Like, the interesting story for me here is path dependence.
I don’t think we set out to write a bidding schedule design so much as we set out not to have dependencies on Raft consensus (run a single global high-volume Raft cluster some time and see how you end up feeling about distributed consensus).
Like, the inception of `flyd` was literally: “pull the driver code out of Nomad, and make it not depend on Raft”.
But once you do that, you can’t easily do a central planning scheduler anymore. You become Orchestration Milton Friedman. A totally different tech tree.
@tqbf This is fascinating!
Cloud Foundry had a similar journey in its orchestration system
It started with a very fancy pub/sub based system without a central orchestration node. This was hard to debug, fragile, etc.
Then rewrote it with an auction-based central co-ordinator in Go, call Diego, that used etcd and consul for state.
Then, finally, migrated from etcd and consul to SQL because GOOD LORD those things were a pain to run.
@tqbf If you haven't taken a look at Diego you might find it interesting as an example of a pretty production-hardened orchestrator that also makes very different choices from k8s.
https://github.com/cloudfoundry/diego-release
https://github.com/cloudfoundry/diego-design-notes
(The notes are out of date but the fundamentals haven't changed *that* much since that period.
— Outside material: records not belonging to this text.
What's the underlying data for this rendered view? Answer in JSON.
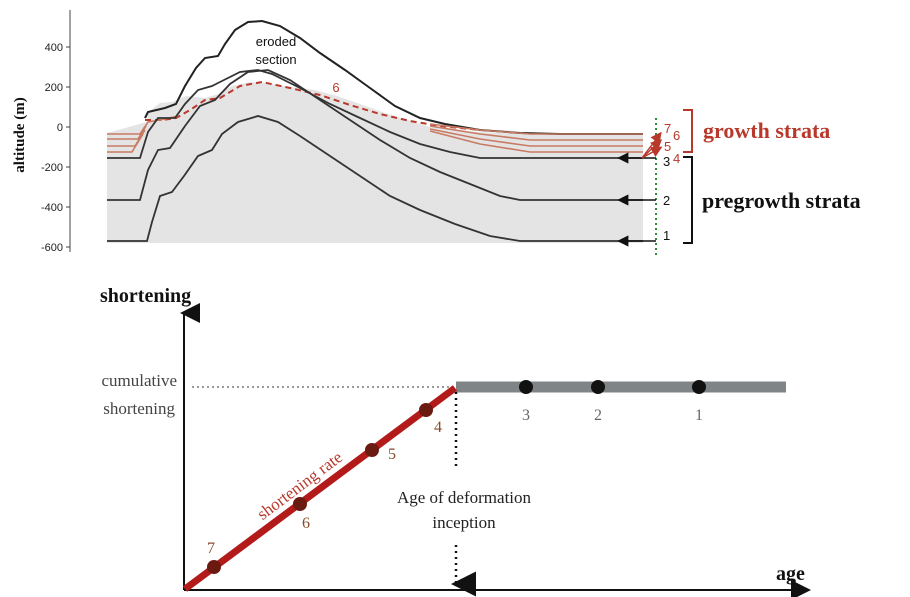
{
  "cross_section": {
    "y_axis_label": "altitude (m)",
    "y_ticks": [
      "400",
      "200",
      "0",
      "-200",
      "-400",
      "-600"
    ],
    "eroded_label_line1": "eroded",
    "eroded_label_line2": "section",
    "surface_6_label": "6",
    "horizon_labels": [
      "7",
      "6",
      "5",
      "4",
      "3",
      "2",
      "1"
    ],
    "growth_strata_label": "growth strata",
    "pregrowth_strata_label": "pregrowth strata",
    "colors": {
      "growth": "#b8392b",
      "growth_layers": "#c97a62",
      "pregrowth": "#111111",
      "fill": "#e4e4e4",
      "well": "#2e8b3a"
    }
  },
  "chart": {
    "y_axis_label": "shortening",
    "x_axis_label": "age",
    "cumulative_line1": "cumulative",
    "cumulative_line2": "shortening",
    "rate_label": "shortening rate",
    "inception_line1": "Age of deformation",
    "inception_line2": "inception",
    "growth_points": [
      "7",
      "6",
      "5",
      "4"
    ],
    "pregrowth_points": [
      "3",
      "2",
      "1"
    ],
    "colors": {
      "rate_line": "#b31b1b",
      "plateau": "#7f8487",
      "point": "#111111",
      "growth_point": "#6b1a12",
      "growth_text": "#8a4a2a",
      "axis": "#111111"
    }
  }
}
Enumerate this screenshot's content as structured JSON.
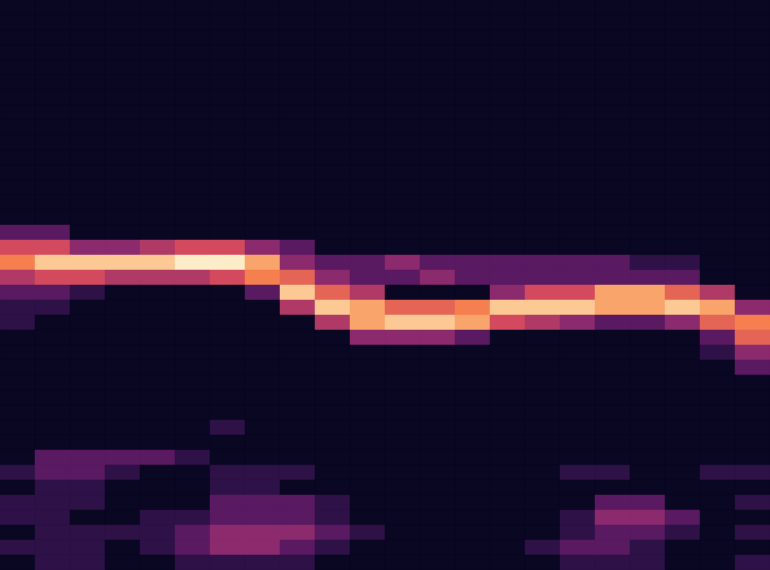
{
  "chart_data": {
    "type": "heatmap",
    "tick_labels": false,
    "xlim": [
      0,
      22
    ],
    "ylim": [
      0,
      38
    ],
    "color_range": [
      0,
      10
    ],
    "cells": [
      [
        0,
        0,
        0,
        0,
        0,
        0,
        0,
        0,
        0,
        0,
        0,
        0,
        0,
        0,
        0,
        0,
        0,
        0,
        0,
        0,
        0,
        0
      ],
      [
        0,
        0,
        0,
        0,
        0,
        0,
        0,
        0,
        0,
        0,
        0,
        0,
        0,
        0,
        0,
        0,
        0,
        0,
        0,
        0,
        0,
        0
      ],
      [
        0,
        0,
        0,
        0,
        0,
        0,
        0,
        0,
        0,
        0,
        0,
        0,
        0,
        0,
        0,
        0,
        0,
        0,
        0,
        0,
        0,
        0
      ],
      [
        0,
        0,
        0,
        0,
        0,
        0,
        0,
        0,
        0,
        0,
        0,
        0,
        0,
        0,
        0,
        0,
        0,
        0,
        0,
        0,
        0,
        0
      ],
      [
        0,
        0,
        0,
        0,
        0,
        0,
        0,
        0,
        0,
        0,
        0,
        0,
        0,
        0,
        0,
        0,
        0,
        0,
        0,
        0,
        0,
        0
      ],
      [
        0,
        0,
        0,
        0,
        0,
        0,
        0,
        0,
        0,
        0,
        0,
        0,
        0,
        0,
        0,
        0,
        0,
        0,
        0,
        0,
        0,
        0
      ],
      [
        0,
        0,
        0,
        0,
        0,
        0,
        0,
        0,
        0,
        0,
        0,
        0,
        0,
        0,
        0,
        0,
        0,
        0,
        0,
        0,
        0,
        0
      ],
      [
        0,
        0,
        0,
        0,
        0,
        0,
        0,
        0,
        0,
        0,
        0,
        0,
        0,
        0,
        0,
        0,
        0,
        0,
        0,
        0,
        0,
        0
      ],
      [
        0,
        0,
        0,
        0,
        0,
        0,
        0,
        0,
        0,
        0,
        0,
        0,
        0,
        0,
        0,
        0,
        0,
        0,
        0,
        0,
        0,
        0
      ],
      [
        0,
        0,
        0,
        0,
        0,
        0,
        0,
        0,
        0,
        0,
        0,
        0,
        0,
        0,
        0,
        0,
        0,
        0,
        0,
        0,
        0,
        0
      ],
      [
        0,
        0,
        0,
        0,
        0,
        0,
        0,
        0,
        0,
        0,
        0,
        0,
        0,
        0,
        0,
        0,
        0,
        0,
        0,
        0,
        0,
        0
      ],
      [
        0,
        0,
        0,
        0,
        0,
        0,
        0,
        0,
        0,
        0,
        0,
        0,
        0,
        0,
        0,
        0,
        0,
        0,
        0,
        0,
        0,
        0
      ],
      [
        0,
        0,
        0,
        0,
        0,
        0,
        0,
        0,
        0,
        0,
        0,
        0,
        0,
        0,
        0,
        0,
        0,
        0,
        0,
        0,
        0,
        0
      ],
      [
        0,
        0,
        0,
        0,
        0,
        0,
        0,
        0,
        0,
        0,
        0,
        0,
        0,
        0,
        0,
        0,
        0,
        0,
        0,
        0,
        0,
        0
      ],
      [
        0,
        0,
        0,
        0,
        0,
        0,
        0,
        0,
        0,
        0,
        0,
        0,
        0,
        0,
        0,
        0,
        0,
        0,
        0,
        0,
        0,
        0
      ],
      [
        2,
        2,
        0,
        0,
        0,
        0,
        0,
        0,
        0,
        0,
        0,
        0,
        0,
        0,
        0,
        0,
        0,
        0,
        0,
        0,
        0,
        0
      ],
      [
        5,
        5,
        3,
        3,
        4,
        5,
        5,
        3,
        2,
        0,
        0,
        0,
        0,
        0,
        0,
        0,
        0,
        0,
        0,
        0,
        0,
        0
      ],
      [
        7,
        9,
        9,
        9,
        9,
        10,
        10,
        8,
        3,
        2,
        2,
        3,
        2,
        2,
        2,
        2,
        2,
        2,
        1,
        1,
        0,
        0
      ],
      [
        4,
        5,
        5,
        4,
        4,
        4,
        5,
        7,
        6,
        3,
        2,
        2,
        3,
        2,
        2,
        2,
        2,
        2,
        2,
        2,
        0,
        0
      ],
      [
        2,
        2,
        1,
        0,
        0,
        0,
        0,
        2,
        9,
        6,
        4,
        0,
        0,
        0,
        3,
        5,
        5,
        8,
        8,
        6,
        4,
        0
      ],
      [
        1,
        1,
        0,
        0,
        0,
        0,
        0,
        0,
        4,
        9,
        8,
        6,
        6,
        7,
        9,
        9,
        9,
        8,
        8,
        9,
        8,
        3
      ],
      [
        1,
        0,
        0,
        0,
        0,
        0,
        0,
        0,
        0,
        4,
        8,
        9,
        9,
        8,
        5,
        4,
        3,
        2,
        2,
        3,
        6,
        7
      ],
      [
        0,
        0,
        0,
        0,
        0,
        0,
        0,
        0,
        0,
        0,
        3,
        3,
        3,
        2,
        0,
        0,
        0,
        0,
        0,
        0,
        2,
        6
      ],
      [
        0,
        0,
        0,
        0,
        0,
        0,
        0,
        0,
        0,
        0,
        0,
        0,
        0,
        0,
        0,
        0,
        0,
        0,
        0,
        0,
        1,
        3
      ],
      [
        0,
        0,
        0,
        0,
        0,
        0,
        0,
        0,
        0,
        0,
        0,
        0,
        0,
        0,
        0,
        0,
        0,
        0,
        0,
        0,
        0,
        2
      ],
      [
        0,
        0,
        0,
        0,
        0,
        0,
        0,
        0,
        0,
        0,
        0,
        0,
        0,
        0,
        0,
        0,
        0,
        0,
        0,
        0,
        0,
        0
      ],
      [
        0,
        0,
        0,
        0,
        0,
        0,
        0,
        0,
        0,
        0,
        0,
        0,
        0,
        0,
        0,
        0,
        0,
        0,
        0,
        0,
        0,
        0
      ],
      [
        0,
        0,
        0,
        0,
        0,
        0,
        0,
        0,
        0,
        0,
        0,
        0,
        0,
        0,
        0,
        0,
        0,
        0,
        0,
        0,
        0,
        0
      ],
      [
        0,
        0,
        0,
        0,
        0,
        0,
        1,
        0,
        0,
        0,
        0,
        0,
        0,
        0,
        0,
        0,
        0,
        0,
        0,
        0,
        0,
        0
      ],
      [
        0,
        0,
        0,
        0,
        0,
        0,
        0,
        0,
        0,
        0,
        0,
        0,
        0,
        0,
        0,
        0,
        0,
        0,
        0,
        0,
        0,
        0
      ],
      [
        0,
        2,
        2,
        2,
        2,
        1,
        0,
        0,
        0,
        0,
        0,
        0,
        0,
        0,
        0,
        0,
        0,
        0,
        0,
        0,
        0,
        0
      ],
      [
        1,
        2,
        2,
        1,
        0,
        0,
        1,
        1,
        1,
        0,
        0,
        0,
        0,
        0,
        0,
        0,
        1,
        1,
        0,
        0,
        1,
        1
      ],
      [
        0,
        1,
        1,
        0,
        0,
        0,
        1,
        1,
        0,
        0,
        0,
        0,
        0,
        0,
        0,
        0,
        0,
        0,
        0,
        0,
        0,
        0
      ],
      [
        1,
        1,
        1,
        0,
        0,
        0,
        2,
        2,
        2,
        1,
        0,
        0,
        0,
        0,
        0,
        0,
        0,
        2,
        2,
        0,
        0,
        1
      ],
      [
        1,
        1,
        0,
        0,
        1,
        1,
        2,
        2,
        2,
        1,
        0,
        0,
        0,
        0,
        0,
        0,
        1,
        3,
        3,
        2,
        0,
        0
      ],
      [
        0,
        1,
        1,
        1,
        1,
        2,
        3,
        3,
        3,
        2,
        1,
        0,
        0,
        0,
        0,
        0,
        1,
        2,
        2,
        1,
        0,
        1
      ],
      [
        1,
        1,
        1,
        0,
        1,
        2,
        3,
        3,
        2,
        1,
        0,
        0,
        0,
        0,
        0,
        1,
        2,
        2,
        1,
        0,
        0,
        0
      ],
      [
        0,
        1,
        1,
        0,
        0,
        1,
        1,
        1,
        1,
        0,
        0,
        0,
        0,
        0,
        0,
        0,
        1,
        1,
        1,
        0,
        0,
        1
      ]
    ]
  }
}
IIRC the big thing that's changed is mostly that more logic got moved into it out of the CF API.)
@tqbf Your thread triggered me to pass your hiring page on to several folks who have worked on that system and *especially* on its CLI. (Which, for reasons you noted in your article, is where a lot of the complex logic that makes Cloud Foundry powerful lives.)
Your interview process is very well-targeted for the kinds of folks I suspect you're looking for.